Tour 2016 - UK (Day 1)
Salty Snack of the Day: Strong Cheese and Onion Potato Crisps (really good)
Britishisms Heard Uttered: Wanker (in regards to a televised football player’s performance on the pitch)
It is my first night in England and I am sitting in a pub called the Spotted Dog, surrounded by locals gathered around televisions suspended in the four corners, watching Manchester City play Real Madrid. I truly know nothing of soccer, (yes I know what it’s really called) but you’d have to be dead not to get somewhat swept up in the aggrieved hollering and tortured groans. The weird thing is I think they’re rooting for Real Madrid, but that doesn’t make sense, so I’m just trying to be a fly on the couch and write.

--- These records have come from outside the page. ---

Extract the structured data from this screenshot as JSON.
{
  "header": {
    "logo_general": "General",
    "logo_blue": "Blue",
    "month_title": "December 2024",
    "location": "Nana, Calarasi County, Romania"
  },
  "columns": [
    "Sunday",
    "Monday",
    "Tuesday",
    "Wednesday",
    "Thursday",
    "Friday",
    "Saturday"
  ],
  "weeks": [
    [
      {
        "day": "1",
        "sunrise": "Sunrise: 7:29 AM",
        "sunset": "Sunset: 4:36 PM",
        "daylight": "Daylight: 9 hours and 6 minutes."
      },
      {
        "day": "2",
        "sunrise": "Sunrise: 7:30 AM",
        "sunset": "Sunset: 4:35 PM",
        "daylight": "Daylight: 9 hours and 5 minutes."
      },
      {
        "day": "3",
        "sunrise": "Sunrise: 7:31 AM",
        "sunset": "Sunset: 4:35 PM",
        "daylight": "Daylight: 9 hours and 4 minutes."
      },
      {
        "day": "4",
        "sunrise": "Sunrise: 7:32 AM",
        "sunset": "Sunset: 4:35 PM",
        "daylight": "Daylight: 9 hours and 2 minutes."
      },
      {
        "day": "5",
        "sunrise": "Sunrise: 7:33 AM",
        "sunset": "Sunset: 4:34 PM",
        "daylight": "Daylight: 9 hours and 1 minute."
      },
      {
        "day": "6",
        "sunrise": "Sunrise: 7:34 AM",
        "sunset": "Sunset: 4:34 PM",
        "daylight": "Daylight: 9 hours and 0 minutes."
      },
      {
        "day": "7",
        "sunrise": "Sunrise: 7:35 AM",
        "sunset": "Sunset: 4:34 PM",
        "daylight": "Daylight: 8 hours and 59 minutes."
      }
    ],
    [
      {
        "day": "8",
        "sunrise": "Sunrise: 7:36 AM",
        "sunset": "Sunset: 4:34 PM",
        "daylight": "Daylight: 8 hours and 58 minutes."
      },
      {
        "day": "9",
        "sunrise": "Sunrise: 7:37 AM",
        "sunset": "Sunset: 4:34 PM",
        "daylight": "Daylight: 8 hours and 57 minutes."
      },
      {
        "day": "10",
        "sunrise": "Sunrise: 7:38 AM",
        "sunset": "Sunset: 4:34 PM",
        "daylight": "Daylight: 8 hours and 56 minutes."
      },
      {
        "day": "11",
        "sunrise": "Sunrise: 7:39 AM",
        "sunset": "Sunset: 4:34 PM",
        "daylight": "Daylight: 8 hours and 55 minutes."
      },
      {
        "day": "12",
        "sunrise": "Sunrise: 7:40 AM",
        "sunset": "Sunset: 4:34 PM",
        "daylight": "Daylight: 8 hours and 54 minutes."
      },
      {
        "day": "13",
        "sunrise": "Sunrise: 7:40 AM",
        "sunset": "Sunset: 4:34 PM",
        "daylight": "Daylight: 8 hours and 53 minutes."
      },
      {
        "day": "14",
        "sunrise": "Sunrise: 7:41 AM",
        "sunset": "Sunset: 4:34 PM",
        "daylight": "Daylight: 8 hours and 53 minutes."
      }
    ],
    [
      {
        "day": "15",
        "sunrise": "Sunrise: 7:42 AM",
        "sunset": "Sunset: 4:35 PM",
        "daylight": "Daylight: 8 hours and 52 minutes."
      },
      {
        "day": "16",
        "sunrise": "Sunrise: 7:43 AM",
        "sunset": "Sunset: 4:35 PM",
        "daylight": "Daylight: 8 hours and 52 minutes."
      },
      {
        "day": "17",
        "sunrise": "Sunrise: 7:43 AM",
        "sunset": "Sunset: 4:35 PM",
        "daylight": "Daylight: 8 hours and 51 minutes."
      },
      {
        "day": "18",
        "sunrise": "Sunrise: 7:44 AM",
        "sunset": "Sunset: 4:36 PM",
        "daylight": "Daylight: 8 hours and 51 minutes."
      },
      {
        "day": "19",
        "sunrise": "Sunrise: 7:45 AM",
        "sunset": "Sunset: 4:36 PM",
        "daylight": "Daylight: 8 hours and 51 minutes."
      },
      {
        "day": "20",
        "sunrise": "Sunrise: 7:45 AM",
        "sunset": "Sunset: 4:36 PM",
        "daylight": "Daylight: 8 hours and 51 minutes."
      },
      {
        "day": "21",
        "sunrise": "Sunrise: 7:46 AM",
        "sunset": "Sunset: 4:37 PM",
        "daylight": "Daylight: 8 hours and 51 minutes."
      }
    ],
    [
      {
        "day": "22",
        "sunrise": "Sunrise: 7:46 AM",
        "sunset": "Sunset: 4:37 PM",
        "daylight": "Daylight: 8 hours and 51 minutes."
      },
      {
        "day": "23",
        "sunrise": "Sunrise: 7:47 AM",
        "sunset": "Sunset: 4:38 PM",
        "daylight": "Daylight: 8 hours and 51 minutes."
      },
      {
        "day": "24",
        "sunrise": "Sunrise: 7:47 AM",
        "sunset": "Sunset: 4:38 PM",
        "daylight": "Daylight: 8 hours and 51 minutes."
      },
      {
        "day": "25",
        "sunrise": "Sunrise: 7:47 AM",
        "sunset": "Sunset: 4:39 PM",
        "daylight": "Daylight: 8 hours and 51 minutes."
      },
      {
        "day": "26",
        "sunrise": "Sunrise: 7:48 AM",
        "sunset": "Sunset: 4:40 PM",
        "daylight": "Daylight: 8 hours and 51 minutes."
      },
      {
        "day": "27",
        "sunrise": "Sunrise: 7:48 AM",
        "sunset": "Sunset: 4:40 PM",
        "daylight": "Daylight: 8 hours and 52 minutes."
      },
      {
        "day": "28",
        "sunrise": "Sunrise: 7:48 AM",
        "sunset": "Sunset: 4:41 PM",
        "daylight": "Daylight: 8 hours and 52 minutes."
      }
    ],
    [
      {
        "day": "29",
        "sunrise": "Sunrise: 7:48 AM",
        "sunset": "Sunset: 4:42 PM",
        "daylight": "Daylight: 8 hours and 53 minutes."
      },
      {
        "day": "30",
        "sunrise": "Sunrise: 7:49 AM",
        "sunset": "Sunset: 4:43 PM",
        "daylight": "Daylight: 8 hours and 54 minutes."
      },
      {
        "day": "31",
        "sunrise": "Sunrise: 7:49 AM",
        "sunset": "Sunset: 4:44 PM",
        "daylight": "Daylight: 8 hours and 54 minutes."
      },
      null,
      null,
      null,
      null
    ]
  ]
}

We arrived at 10:30 this morning after leaving NYC at 11:00 the night prior. The weeks leading up to departure were one unbroken string of heartburn filled days. We’re a band of worriers and getting everything figured out, from work visas to which equipment to bring and which to rent, to the daunting amount of work needed to be done in order to leave work, was a suppressant to the otherwise steadily growing excitement. I have described in the past the cataclysmic moment when my brother’s best friend brought Quadrophenia over and my life shifted into an obsession that consumed high school. You can’t love the Who and not fall in love with Pete Townshend’s England. I got a full-size Union Jack that adorned a wall of every room in which I slept through college. My first band gave several thousand dollars, earned $50 at a time in coffee houses and bookstores, to an English booker who swore he could get us shows over there. Of course he disappeared as the coffers ran dry having booked not one show. Wussy has attempted to get over here multiple times but the interest, and thus money, was never there. The best we could do was send Chuck and Lisa to perform as a duo and hopefully raise our profile a bit. Even this trip is not guaranteed of even breaking even. But getting to not only visit, but actually play rocknroll in the land of so many of my heroes is a big, emphatic check on my increasingly short list of unfulfilled musical dreams.
We drove to NYC because direct flights were so much cheaper that even adding in hotels and long-term parking it was still much better than flying from Cincinnati. Getting six people with instruments checked and through security went surprisingly smoothly after all the worry. Of course we still ended up paying well over $600 extra to check everything. We had to two hours to kill at the gate so we all got giggly drunk, (except Chuck) which is something we rarely do as a band. Apparently airplanes have gotten futuristic since the past. The windows did not have shades. Instead there was a button that dimmed the window like those eyeglasses that become sunglasses when you go out into the sun. The one thing the future has not accomplished is making those glasses look cool. They’re not sunglasses and frankly are an advertisement for celibacy.
One of the key differences in touring the UK is that you rent a van with a driver. Another Cincinnati band is over here at the same time as us and they chose to self-drive. They got into an accident within days. A small experiential sampling I know, but the reduction in stress, as well as the potential loss of life and limb, are worth it. Our driver is named Ollie and he seems to possess the requisite patience needed to make a living driving the likes of us around. This is a good thing seeing as he’s going to be living with us for almost three weeks.
We went to meet George at his flat* and were offered tea and cakes. Because yes. I don’t like tea but I’ve always assumed that the British did it better. Seeing as our cultures are so similar in so many ways I reasoned that they couldn’t all have succumbed to a mass hysteria of poor taste could they?** I agreed to a strong tea with milk and it was lovely. Apparently it was Yorkshire tea, but regardless, well done there.
The apartment (!) was right next to the Olympic village from a few years back so I walked along a canal to take a look. The first bird I see is a mallard. Like I flew across an ocean to see a fucking mallard. The weather was fetchingly British in that within an hour it snowed, rained, was windy, and sunny. The next bird I see is a Coot. We have those too. I walked past the Olympic stadium, the swimmy place, and a cool vertical intestine that apparently was used to broadcast the circus to the opiated masses, (I actually quite like the Olympics) and then I saw a regular old pigeon. So obviously this country is screwing with me.
Then to our hotel, which was right off the highway and adjacent to a town called Barking. I’m not sure even the citizens of Barking would consider their town a great shakes, but I have to also assume they would never tire of putting the word barking in front of everything. Barking Hotel, Barking Town Hall, Barking Folk Festival to name a few. I did walk through the Barking Abbey ruins, which was really just a half-foot high wall in a small green that looked like an architects drawing for an abbey. The best part was the abbey was first constructed, with no apparent sense of irony, in the year 666 before it was sacked by Vikings. It was there I saw my first non-American bird: a blackbird. Small succor indeed.
Tomorrow a six-hour drive to Newcastle to open up for Shonen Knife. Can’t wait to play a show.